Visitors are required to change money at official rates and only at approved locations, such as banks, hotels, and tourist offices. Currency obtained this way can be reconverted upon departure. Foreigners are usually required to pay for hotels, air and rail tickets, and some meals in hard currency. Gasoline and diesel fuel may only be purchased with coupons sold at the border and at hotels and tourist offices.
Outside of Bucharest, gasoline availability is sometimes a problem, especially on weekends. Unleaded gasoline is sold in major cities, but is not always available.
Supplies of basic consumables are very limited. Travelers should bring with them all personal hygiene items and, if traveling by car, should consider carrying food as well, especially during the winter. They should also be prepared for hotel rooms without heat or hot water in the winter.
Most major hotels and tourist offices in large cities accept major international credit cards and travelers checks. It is not yet possible, however, to receive cash advances against a credit card in Romania.
U.S. citizens need a visa to visit Yugoslavia. You may obtain a multiple entry visa from the Yugoslav Embassy or a Yugoslav consulate. There is no fee. U.S. citizens with Yugoslavian dual nationality who travel to Yugoslavia should do so only with a U.S. passport with a Yugoslav visa stamped in it.

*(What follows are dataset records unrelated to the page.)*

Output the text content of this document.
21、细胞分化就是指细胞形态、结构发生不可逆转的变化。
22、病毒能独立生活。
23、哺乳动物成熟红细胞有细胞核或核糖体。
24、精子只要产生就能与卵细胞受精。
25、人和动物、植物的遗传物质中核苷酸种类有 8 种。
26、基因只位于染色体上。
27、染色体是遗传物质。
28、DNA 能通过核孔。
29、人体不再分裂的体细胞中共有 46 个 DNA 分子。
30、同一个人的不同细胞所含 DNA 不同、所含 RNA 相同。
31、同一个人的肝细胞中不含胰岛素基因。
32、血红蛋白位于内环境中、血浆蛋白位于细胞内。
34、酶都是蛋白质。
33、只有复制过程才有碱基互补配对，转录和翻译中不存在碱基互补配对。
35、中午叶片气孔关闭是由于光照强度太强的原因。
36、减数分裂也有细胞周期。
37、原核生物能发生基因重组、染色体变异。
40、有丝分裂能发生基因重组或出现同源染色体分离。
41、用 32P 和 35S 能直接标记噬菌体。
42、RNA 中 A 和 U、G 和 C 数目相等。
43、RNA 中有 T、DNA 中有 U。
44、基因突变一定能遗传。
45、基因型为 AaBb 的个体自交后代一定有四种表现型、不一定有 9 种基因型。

Yugoslav law does not recognize dual nationality. This means that all naturalized U.S. citizens of Yugoslav origin who have not renounced their Yugoslav citizenship will be considered by Yugoslav authorities to be citizens of Yugoslavia when returning as temporary visitors or as permanent residents. Persons taken into custody by Yugoslav authorities may be denied the opportunity to communicate with representatives of the U.S. Embassy in Belgrade or the Consulate General in Zagreb.
U.S. citizens of Yugoslav origin who wish to renounce their Yugoslav citizenship may obtain application forms from the Yugoslav Embassy in Washington, D.C. or from a Yugoslav consulate in New York, Cleveland, Pittsburgh, Chicago, or San Francisco. Yugoslav nationality is not considered lost until formal approval is given to an application for renunciation of citizenship. This process may take a year or longer.
All U.S. citizens who intend to remain in Yugoslavia for more than 90 days are required to obtain permission to stay. Naturalized U.S. citizens of Yugoslav origin who intend to remain in Yugoslavia for more than 90 days may also need to obtain Yugoslav documents, such as a licna karta or a Yugoslav passport.
Prior to travel to Yugoslavia, dual national men 18 years and older should find out from Yugoslav consular officials whether they will be subject to conscription for military service or to arrest for failure to comply with Yugoslav law on compulsory military service.